Other points of view

I've found some resources that can explain the problem (or a similar one) in a different way and might help you.

rangeBetween vs. rowsBetween

Let's try to change the method to rowsBetween. In this one, it selects the rows based on the position of it within the partition, instead of the value.

To see the effect, we must expand the example, adding some elements only some of which are populated.

In this case, the result for (1, 5) and (5,5) should be only themselves, because all their direct neighbours are empty. And if we apply the previous function, we see it gives the correct result.

val test2 = ((for {
  i <- 1 to 3
  j <- 1 to 3
} yield (i, j, 1)).toList ++ List((1, 5, 1), (5, 5, 1))).toDF("x", "y", "val")

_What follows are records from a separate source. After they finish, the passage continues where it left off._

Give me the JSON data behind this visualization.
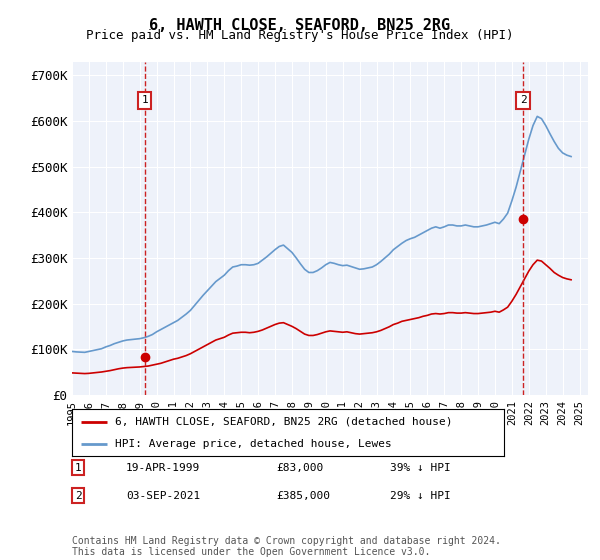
{
  "title": "6, HAWTH CLOSE, SEAFORD, BN25 2RG",
  "subtitle": "Price paid vs. HM Land Registry's House Price Index (HPI)",
  "legend_line1": "6, HAWTH CLOSE, SEAFORD, BN25 2RG (detached house)",
  "legend_line2": "HPI: Average price, detached house, Lewes",
  "footnote": "Contains HM Land Registry data © Crown copyright and database right 2024.\nThis data is licensed under the Open Government Licence v3.0.",
  "point1_date": "19-APR-1999",
  "point1_price": "£83,000",
  "point1_hpi": "39% ↓ HPI",
  "point1_year": 1999.3,
  "point1_value": 83000,
  "point2_date": "03-SEP-2021",
  "point2_price": "£385,000",
  "point2_hpi": "29% ↓ HPI",
  "point2_year": 2021.67,
  "point2_value": 385000,
  "ylim": [
    0,
    730000
  ],
  "yticks": [
    0,
    100000,
    200000,
    300000,
    400000,
    500000,
    600000,
    700000
  ],
  "ytick_labels": [
    "£0",
    "£100K",
    "£200K",
    "£300K",
    "£400K",
    "£500K",
    "£600K",
    "£700K"
  ],
  "plot_bg": "#eef2fa",
  "red_color": "#cc0000",
  "blue_color": "#6699cc",
  "marker_box_color": "#cc2222",
  "grid_color": "#ffffff",
  "hpi_x": [
    1995.0,
    1995.25,
    1995.5,
    1995.75,
    1996.0,
    1996.25,
    1996.5,
    1996.75,
    1997.0,
    1997.25,
    1997.5,
    1997.75,
    1998.0,
    1998.25,
    1998.5,
    1998.75,
    1999.0,
    1999.25,
    1999.5,
    1999.75,
    2000.0,
    2000.25,
    2000.5,
    2000.75,
    2001.0,
    2001.25,
    2001.5,
    2001.75,
    2002.0,
    2002.25,
    2002.5,
    2002.75,
    2003.0,
    2003.25,
    2003.5,
    2003.75,
    2004.0,
    2004.25,
    2004.5,
    2004.75,
    2005.0,
    2005.25,
    2005.5,
    2005.75,
    2006.0,
    2006.25,
    2006.5,
    2006.75,
    2007.0,
    2007.25,
    2007.5,
    2007.75,
    2008.0,
    2008.25,
    2008.5,
    2008.75,
    2009.0,
    2009.25,
    2009.5,
    2009.75,
    2010.0,
    2010.25,
    2010.5,
    2010.75,
    2011.0,
    2011.25,
    2011.5,
    2011.75,
    2012.0,
    2012.25,
    2012.5,
    2012.75,
    2013.0,
    2013.25,
    2013.5,
    2013.75,
    2014.0,
    2014.25,
    2014.5,
    2014.75,
    2015.0,
    2015.25,
    2015.5,
    2015.75,
    2016.0,
    2016.25,
    2016.5,
    2016.75,
    2017.0,
    2017.25,
    2017.5,
    2017.75,
    2018.0,
    2018.25,
    2018.5,
    2018.75,
    2019.0,
    2019.25,
    2019.5,
    2019.75,
    2020.0,
    2020.25,
    2020.5,
    2020.75,
    2021.0,
    2021.25,
    2021.5,
    2021.75,
    2022.0,
    2022.25,
    2022.5,
    2022.75,
    2023.0,
    2023.25,
    2023.5,
    2023.75,
    2024.0,
    2024.25,
    2024.5
  ],
  "hpi_y": [
    95000,
    94000,
    93500,
    93000,
    95000,
    97000,
    99000,
    101000,
    105000,
    108000,
    112000,
    115000,
    118000,
    120000,
    121000,
    122000,
    123000,
    125000,
    128000,
    132000,
    138000,
    143000,
    148000,
    153000,
    158000,
    163000,
    170000,
    177000,
    185000,
    196000,
    207000,
    218000,
    228000,
    238000,
    248000,
    255000,
    262000,
    272000,
    280000,
    282000,
    285000,
    285000,
    284000,
    285000,
    288000,
    295000,
    302000,
    310000,
    318000,
    325000,
    328000,
    320000,
    312000,
    300000,
    287000,
    275000,
    268000,
    268000,
    272000,
    278000,
    285000,
    290000,
    288000,
    285000,
    283000,
    284000,
    281000,
    278000,
    275000,
    276000,
    278000,
    280000,
    285000,
    292000,
    300000,
    308000,
    318000,
    325000,
    332000,
    338000,
    342000,
    345000,
    350000,
    355000,
    360000,
    365000,
    368000,
    365000,
    368000,
    372000,
    372000,
    370000,
    370000,
    372000,
    370000,
    368000,
    368000,
    370000,
    372000,
    375000,
    378000,
    375000,
    385000,
    398000,
    425000,
    455000,
    490000,
    525000,
    560000,
    590000,
    610000,
    605000,
    590000,
    572000,
    555000,
    540000,
    530000,
    525000,
    522000
  ],
  "red_x": [
    1995.0,
    1995.25,
    1995.5,
    1995.75,
    1996.0,
    1996.25,
    1996.5,
    1996.75,
    1997.0,
    1997.25,
    1997.5,
    1997.75,
    1998.0,
    1998.25,
    1998.5,
    1998.75,
    1999.0,
    1999.25,
    1999.5,
    1999.75,
    2000.0,
    2000.25,
    2000.5,
    2000.75,
    2001.0,
    2001.25,
    2001.5,
    2001.75,
    2002.0,
    2002.25,
    2002.5,
    2002.75,
    2003.0,
    2003.25,
    2003.5,
    2003.75,
    2004.0,
    2004.25,
    2004.5,
    2004.75,
    2005.0,
    2005.25,
    2005.5,
    2005.75,
    2006.0,
    2006.25,
    2006.5,
    2006.75,
    2007.0,
    2007.25,
    2007.5,
    2007.75,
    2008.0,
    2008.25,
    2008.5,
    2008.75,
    2009.0,
    2009.25,
    2009.5,
    2009.75,
    2010.0,
    2010.25,
    2010.5,
    2010.75,
    2011.0,
    2011.25,
    2011.5,
    2011.75,
    2012.0,
    2012.25,
    2012.5,
    2012.75,
    2013.0,
    2013.25,
    2013.5,
    2013.75,
    2014.0,
    2014.25,
    2014.5,
    2014.75,
    2015.0,
    2015.25,
    2015.5,
    2015.75,
    2016.0,
    2016.25,
    2016.5,
    2016.75,
    2017.0,
    2017.25,
    2017.5,
    2017.75,
    2018.0,
    2018.25,
    2018.5,
    2018.75,
    2019.0,
    2019.25,
    2019.5,
    2019.75,
    2020.0,
    2020.25,
    2020.5,
    2020.75,
    2021.0,
    2021.25,
    2021.5,
    2021.75,
    2022.0,
    2022.25,
    2022.5,
    2022.75,
    2023.0,
    2023.25,
    2023.5,
    2023.75,
    2024.0,
    2024.25,
    2024.5
  ],
  "red_y": [
    48000,
    47500,
    47000,
    46500,
    47000,
    48000,
    49000,
    50000,
    51500,
    53000,
    55000,
    57000,
    58500,
    59500,
    60000,
    60500,
    61000,
    62000,
    63000,
    65000,
    67000,
    69000,
    72000,
    75000,
    78000,
    80000,
    83000,
    86000,
    90000,
    95000,
    100000,
    105000,
    110000,
    115000,
    120000,
    123000,
    126000,
    131000,
    135000,
    136000,
    137000,
    137000,
    136000,
    137000,
    139000,
    142000,
    146000,
    150000,
    154000,
    157000,
    158000,
    154000,
    150000,
    145000,
    139000,
    133000,
    130000,
    130000,
    132000,
    135000,
    138000,
    140000,
    139000,
    138000,
    137000,
    138000,
    136000,
    134000,
    133000,
    134000,
    135000,
    136000,
    138000,
    141000,
    145000,
    149000,
    154000,
    157000,
    161000,
    163000,
    165000,
    167000,
    169000,
    172000,
    174000,
    177000,
    178000,
    177000,
    178000,
    180000,
    180000,
    179000,
    179000,
    180000,
    179000,
    178000,
    178000,
    179000,
    180000,
    181000,
    183000,
    181000,
    186000,
    192000,
    205000,
    220000,
    237000,
    254000,
    271000,
    285000,
    295000,
    293000,
    285000,
    277000,
    268000,
    262000,
    257000,
    254000,
    252000
  ]
}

val res2 = sumNeighbours(test2, "sum_total", $"x", $"y", $"val")
res2.orderBy("x","y").show(100)
+---+---+---+---------+
|  x|  y|val|sum_total|
+---+---+---+---------+
...
|  1|  3|  1|        4|
|  1|  5|  1|        1|
...
|  3|  3|  1|        4|
|  5|  5|  1|        1|
+---+---+---+---------+

However, when we change the method to rowsBetween method, the results no longer are the ones we expect. And it does not only affect those rows but also other ones

def sumNeighboursByRow(df: DataFrame, targetColName: String,
                  dim1: Column, dim2: Column, sumCol: Column): DataFrame = {
  import org.apache.spark.sql.expressions.Window

  val dim1Window = Window.partitionBy(dim1).orderBy(dim2).rowsBetween(-1, 1)
  val dim2Window = Window.partitionBy(dim2).orderBy(dim1).rowsBetween(-1, 1)

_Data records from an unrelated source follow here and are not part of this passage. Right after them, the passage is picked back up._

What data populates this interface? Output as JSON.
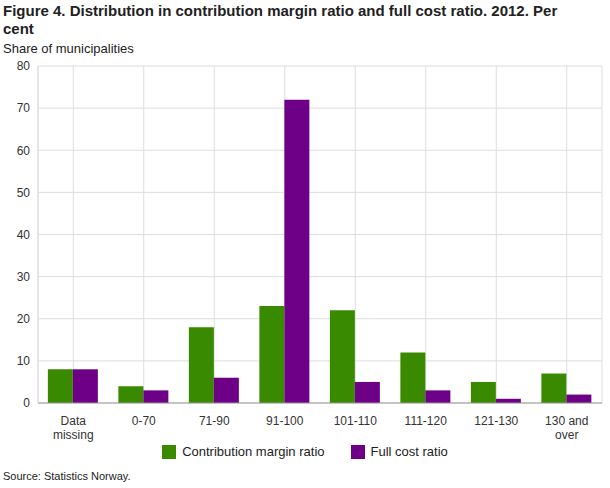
{
  "chart_data": {
    "type": "bar",
    "title": "Figure 4. Distribution in contribution margin ratio and full cost ratio. 2012. Per cent",
    "y_label": "Share of municipalities",
    "source": "Source: Statistics Norway.",
    "categories": [
      "Data missing",
      "0-70",
      "71-90",
      "91-100",
      "101-110",
      "111-120",
      "121-130",
      "130 and over"
    ],
    "series": [
      {
        "name": "Contribution margin ratio",
        "color": "#3a8a00",
        "values": [
          8,
          4,
          18,
          23,
          22,
          12,
          5,
          7
        ]
      },
      {
        "name": "Full cost ratio",
        "color": "#6e0087",
        "values": [
          8,
          3,
          6,
          72,
          5,
          3,
          1,
          2
        ]
      }
    ],
    "ylim": [
      0,
      80
    ],
    "yticks": [
      0,
      10,
      20,
      30,
      40,
      50,
      60,
      70,
      80
    ],
    "grid": true
  }
}
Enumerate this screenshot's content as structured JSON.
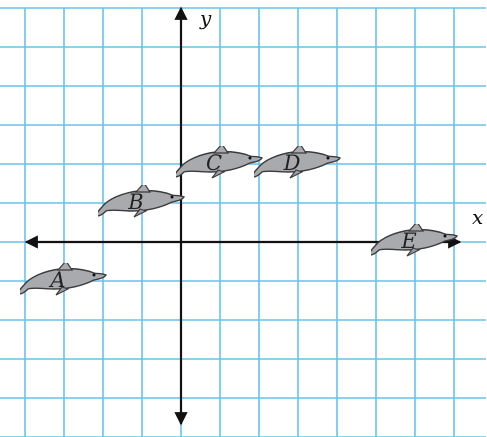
{
  "axes": {
    "x_label": "x",
    "y_label": "y",
    "xlim": [
      -4,
      8
    ],
    "ylim": [
      -5,
      6
    ]
  },
  "colors": {
    "grid": "#67c3ea",
    "axis": "#111111",
    "dolphin_body": "#a9aaad",
    "dolphin_outline": "#3b3b3d"
  },
  "dolphins": [
    {
      "label": "A",
      "x": -3,
      "y": -1
    },
    {
      "label": "B",
      "x": -1,
      "y": 1
    },
    {
      "label": "C",
      "x": 1,
      "y": 2
    },
    {
      "label": "D",
      "x": 3,
      "y": 2
    },
    {
      "label": "E",
      "x": 6,
      "y": 0
    }
  ]
}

  val tmpCol: String = "sum_dim1_tmp"
  val res = df.
    withColumn(tmpCol, sum(sumCol) over dim1Window).
    withColumn(targetColName, sum(tmpCol) over dim2Window)
  res.drop(tmpCol)
}

val res3 = sumNeighboursByRow(test2, "sum_total", $"x", $"y", $"val")
// We will see incorrect values for (1,5) and (5,5)
// But also for (1,3) and (2,3)
res3.orderBy("x","y").show(100)
+---+---+---+---------+
|  x|  y|val|sum_total|
+---+---+---+---------+
...
|  1|  3|  1|        5|
|  1|  5|  1|        3|
...
|  2|  3|  1|        7|
...
|  5|  5|  1|        3|
+---+---+---+---------+

As a summary, you should be very cautious when to use one vs the other. If the value of the dimension ordered by is important, you should use always rangeBetween. And as bonus recommendation: always test your functions with edge cases because you might have implemented it wrong.